Keeping your shields up in customer service is the destroyer. Shielding yourself and your organization from customer interaction is destructive to the customer experience. Lower your protective shield and win the great customer service battle.

Great Customer Service is Not Star Trek

Top Sources of Customer Satisfaction Are Related to Customer Experience

Creating positive customer experiences is the key in great customer service. In a recent study, Press Ganey Associates polled nearly 140,000 customers in roughly 230 different establishments in a specific field of service providers. The results were very interesting.

The top 15 sources of customer satisfaction were related to customer interactions with staff members and employee satisfaction among staff members.

It’s almost to say that it doesn’t matter wether the answer for your customer is yes or no, but it’s how you work with and treat the customer that matters. Ok, maybe the answer does matter, but it’s not the only factor. Or at least, not as an important factor as we make it out to be.

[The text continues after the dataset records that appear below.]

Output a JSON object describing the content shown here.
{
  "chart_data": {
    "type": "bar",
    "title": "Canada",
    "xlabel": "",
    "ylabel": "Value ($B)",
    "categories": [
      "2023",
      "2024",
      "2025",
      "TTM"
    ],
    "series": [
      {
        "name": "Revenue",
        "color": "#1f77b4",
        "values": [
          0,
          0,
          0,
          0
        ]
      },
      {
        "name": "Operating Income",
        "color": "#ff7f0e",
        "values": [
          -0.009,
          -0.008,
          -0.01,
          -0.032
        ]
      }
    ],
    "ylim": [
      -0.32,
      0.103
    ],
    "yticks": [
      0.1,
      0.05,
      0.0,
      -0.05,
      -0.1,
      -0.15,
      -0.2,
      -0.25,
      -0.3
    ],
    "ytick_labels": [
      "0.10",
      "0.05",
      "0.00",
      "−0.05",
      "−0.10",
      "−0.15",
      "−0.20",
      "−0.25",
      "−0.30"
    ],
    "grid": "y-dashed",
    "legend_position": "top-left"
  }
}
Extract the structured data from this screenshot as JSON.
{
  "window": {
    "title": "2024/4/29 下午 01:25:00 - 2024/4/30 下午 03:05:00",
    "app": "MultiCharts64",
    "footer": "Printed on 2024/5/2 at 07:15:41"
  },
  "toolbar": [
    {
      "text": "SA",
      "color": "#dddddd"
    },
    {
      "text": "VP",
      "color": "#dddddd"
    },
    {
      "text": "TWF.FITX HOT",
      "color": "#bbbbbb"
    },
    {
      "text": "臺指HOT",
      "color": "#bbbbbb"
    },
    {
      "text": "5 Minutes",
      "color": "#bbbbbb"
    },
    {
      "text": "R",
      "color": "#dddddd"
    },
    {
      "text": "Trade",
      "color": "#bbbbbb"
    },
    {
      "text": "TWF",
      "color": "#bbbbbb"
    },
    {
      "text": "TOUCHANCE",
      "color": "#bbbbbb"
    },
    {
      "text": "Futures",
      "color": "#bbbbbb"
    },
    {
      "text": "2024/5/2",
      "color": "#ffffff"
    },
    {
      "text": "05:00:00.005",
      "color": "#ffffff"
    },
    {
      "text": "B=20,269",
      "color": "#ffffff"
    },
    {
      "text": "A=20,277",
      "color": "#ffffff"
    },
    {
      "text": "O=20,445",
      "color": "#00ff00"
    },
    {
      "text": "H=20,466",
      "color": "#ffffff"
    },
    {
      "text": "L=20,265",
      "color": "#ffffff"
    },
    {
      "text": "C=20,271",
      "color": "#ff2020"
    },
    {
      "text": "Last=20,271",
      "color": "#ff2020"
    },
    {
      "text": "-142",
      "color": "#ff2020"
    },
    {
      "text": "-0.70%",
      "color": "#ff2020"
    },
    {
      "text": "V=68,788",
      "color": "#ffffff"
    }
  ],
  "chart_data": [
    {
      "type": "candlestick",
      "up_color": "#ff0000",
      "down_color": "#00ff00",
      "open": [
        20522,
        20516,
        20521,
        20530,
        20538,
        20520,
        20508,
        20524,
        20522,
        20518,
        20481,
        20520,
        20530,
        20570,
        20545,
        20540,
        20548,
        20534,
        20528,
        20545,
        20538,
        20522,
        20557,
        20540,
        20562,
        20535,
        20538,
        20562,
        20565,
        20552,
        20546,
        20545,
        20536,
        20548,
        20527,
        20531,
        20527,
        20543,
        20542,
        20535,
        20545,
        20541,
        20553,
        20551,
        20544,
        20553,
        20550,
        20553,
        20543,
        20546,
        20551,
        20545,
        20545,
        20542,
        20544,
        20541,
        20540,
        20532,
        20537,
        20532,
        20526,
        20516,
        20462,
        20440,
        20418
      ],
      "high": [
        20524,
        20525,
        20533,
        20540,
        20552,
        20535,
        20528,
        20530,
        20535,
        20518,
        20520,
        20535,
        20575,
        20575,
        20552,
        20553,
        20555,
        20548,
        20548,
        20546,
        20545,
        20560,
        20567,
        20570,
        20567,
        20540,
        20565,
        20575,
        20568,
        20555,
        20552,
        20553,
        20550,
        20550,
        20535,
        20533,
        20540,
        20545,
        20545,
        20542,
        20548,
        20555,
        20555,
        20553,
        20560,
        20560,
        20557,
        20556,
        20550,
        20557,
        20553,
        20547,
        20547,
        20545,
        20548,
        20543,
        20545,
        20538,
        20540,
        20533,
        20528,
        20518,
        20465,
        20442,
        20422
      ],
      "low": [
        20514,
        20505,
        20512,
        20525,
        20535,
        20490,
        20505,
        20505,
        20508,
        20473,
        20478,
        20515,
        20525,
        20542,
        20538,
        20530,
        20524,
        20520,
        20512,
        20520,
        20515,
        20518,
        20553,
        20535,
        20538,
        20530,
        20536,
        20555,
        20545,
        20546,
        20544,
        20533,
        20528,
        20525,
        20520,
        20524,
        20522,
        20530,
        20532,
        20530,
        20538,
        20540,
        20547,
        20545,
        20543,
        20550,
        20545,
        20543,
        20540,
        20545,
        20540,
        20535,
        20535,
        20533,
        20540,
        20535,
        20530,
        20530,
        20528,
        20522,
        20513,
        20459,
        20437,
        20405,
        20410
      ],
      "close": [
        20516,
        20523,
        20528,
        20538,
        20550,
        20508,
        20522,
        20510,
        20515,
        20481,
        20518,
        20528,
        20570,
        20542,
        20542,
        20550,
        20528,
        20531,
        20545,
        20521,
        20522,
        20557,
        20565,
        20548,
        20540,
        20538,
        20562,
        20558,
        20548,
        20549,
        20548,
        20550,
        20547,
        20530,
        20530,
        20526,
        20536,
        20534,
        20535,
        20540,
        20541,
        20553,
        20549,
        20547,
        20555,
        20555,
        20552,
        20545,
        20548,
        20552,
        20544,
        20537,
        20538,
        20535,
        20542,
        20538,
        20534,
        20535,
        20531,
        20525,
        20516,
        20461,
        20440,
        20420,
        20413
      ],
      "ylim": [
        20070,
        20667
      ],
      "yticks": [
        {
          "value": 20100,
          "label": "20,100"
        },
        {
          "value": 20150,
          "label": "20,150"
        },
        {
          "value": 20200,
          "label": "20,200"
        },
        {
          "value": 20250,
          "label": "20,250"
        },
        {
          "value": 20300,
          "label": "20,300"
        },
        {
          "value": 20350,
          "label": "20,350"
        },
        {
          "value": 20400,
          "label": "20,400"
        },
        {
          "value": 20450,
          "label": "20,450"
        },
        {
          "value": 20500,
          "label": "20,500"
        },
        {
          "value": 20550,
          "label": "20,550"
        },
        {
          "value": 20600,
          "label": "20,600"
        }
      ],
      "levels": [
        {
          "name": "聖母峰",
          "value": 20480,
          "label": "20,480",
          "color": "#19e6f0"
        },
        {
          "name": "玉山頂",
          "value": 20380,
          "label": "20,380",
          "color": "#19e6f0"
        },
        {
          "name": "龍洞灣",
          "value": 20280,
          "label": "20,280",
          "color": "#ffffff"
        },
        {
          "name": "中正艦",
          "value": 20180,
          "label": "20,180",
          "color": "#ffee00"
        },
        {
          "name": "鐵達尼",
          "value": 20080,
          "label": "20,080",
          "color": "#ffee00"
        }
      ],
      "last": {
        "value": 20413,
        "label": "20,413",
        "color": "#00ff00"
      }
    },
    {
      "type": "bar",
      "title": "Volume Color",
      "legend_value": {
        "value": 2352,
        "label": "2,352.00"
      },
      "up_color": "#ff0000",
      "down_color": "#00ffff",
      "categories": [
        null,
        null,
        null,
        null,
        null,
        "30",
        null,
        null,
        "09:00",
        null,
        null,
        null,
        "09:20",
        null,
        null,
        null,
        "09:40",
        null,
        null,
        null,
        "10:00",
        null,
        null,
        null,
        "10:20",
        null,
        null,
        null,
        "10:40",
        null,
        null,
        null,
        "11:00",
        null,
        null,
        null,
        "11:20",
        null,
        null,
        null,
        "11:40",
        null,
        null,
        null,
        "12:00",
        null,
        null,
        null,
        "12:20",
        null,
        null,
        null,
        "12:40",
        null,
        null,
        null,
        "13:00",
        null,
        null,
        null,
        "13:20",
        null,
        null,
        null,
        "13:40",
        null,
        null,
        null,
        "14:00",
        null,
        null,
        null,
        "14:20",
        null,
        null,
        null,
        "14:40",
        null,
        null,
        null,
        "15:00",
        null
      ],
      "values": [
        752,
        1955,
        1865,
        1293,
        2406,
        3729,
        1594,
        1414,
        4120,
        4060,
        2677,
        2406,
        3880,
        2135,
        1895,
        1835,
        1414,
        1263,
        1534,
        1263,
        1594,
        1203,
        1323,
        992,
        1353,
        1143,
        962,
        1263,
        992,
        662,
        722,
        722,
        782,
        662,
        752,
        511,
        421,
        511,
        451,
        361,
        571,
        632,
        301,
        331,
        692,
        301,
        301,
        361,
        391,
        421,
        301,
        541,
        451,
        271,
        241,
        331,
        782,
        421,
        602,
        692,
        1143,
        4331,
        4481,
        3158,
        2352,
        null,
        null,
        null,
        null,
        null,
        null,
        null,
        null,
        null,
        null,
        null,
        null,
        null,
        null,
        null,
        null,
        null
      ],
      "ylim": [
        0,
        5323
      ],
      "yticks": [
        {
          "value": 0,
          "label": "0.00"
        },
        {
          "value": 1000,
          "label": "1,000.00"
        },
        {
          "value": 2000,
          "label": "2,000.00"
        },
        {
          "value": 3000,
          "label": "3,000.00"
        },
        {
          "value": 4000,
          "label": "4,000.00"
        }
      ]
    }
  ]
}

Every extra layer between your customers and you is an extra layer to the customer service shield preventing great customer service experiences from happening. Each additional hoop customers have to jump through before getting service adds to the customer service shield keeping your customers from having meaningful, personal, loyalty creating experiences.

Each layer added to the customer service shield saves a little money by reducing the number of customer service issues you have to handle. But in the end, customers are so frustrated by the massive shield keeping them from being able contact you and get things done that they just give up and leave.

Lower your shields! They block good customer service experiences from happening.

We spent thousands and thousands of dollars in marketing and advertising trying to get customers to come to us and give our organization a chance. Once we have them, we then create hassles for the customer at every turn, as if we we’re bothered that the customer is contacting us. Too often, it’s written in some company policy manual that this is the way we have to do things.

Give your front-line employees as much authority as possible. They’re the ones who know best what the customer needs are right then and there.

May your great customer service make you live long and prosper.

Learn from the Nordstrom customer service school and re-write the policies that are keeping up the barriers between your customers, you, and the great customer service experience.

Nordstrom Rules: Rule #1: Use best judgment in all situations. There will be no additional rules.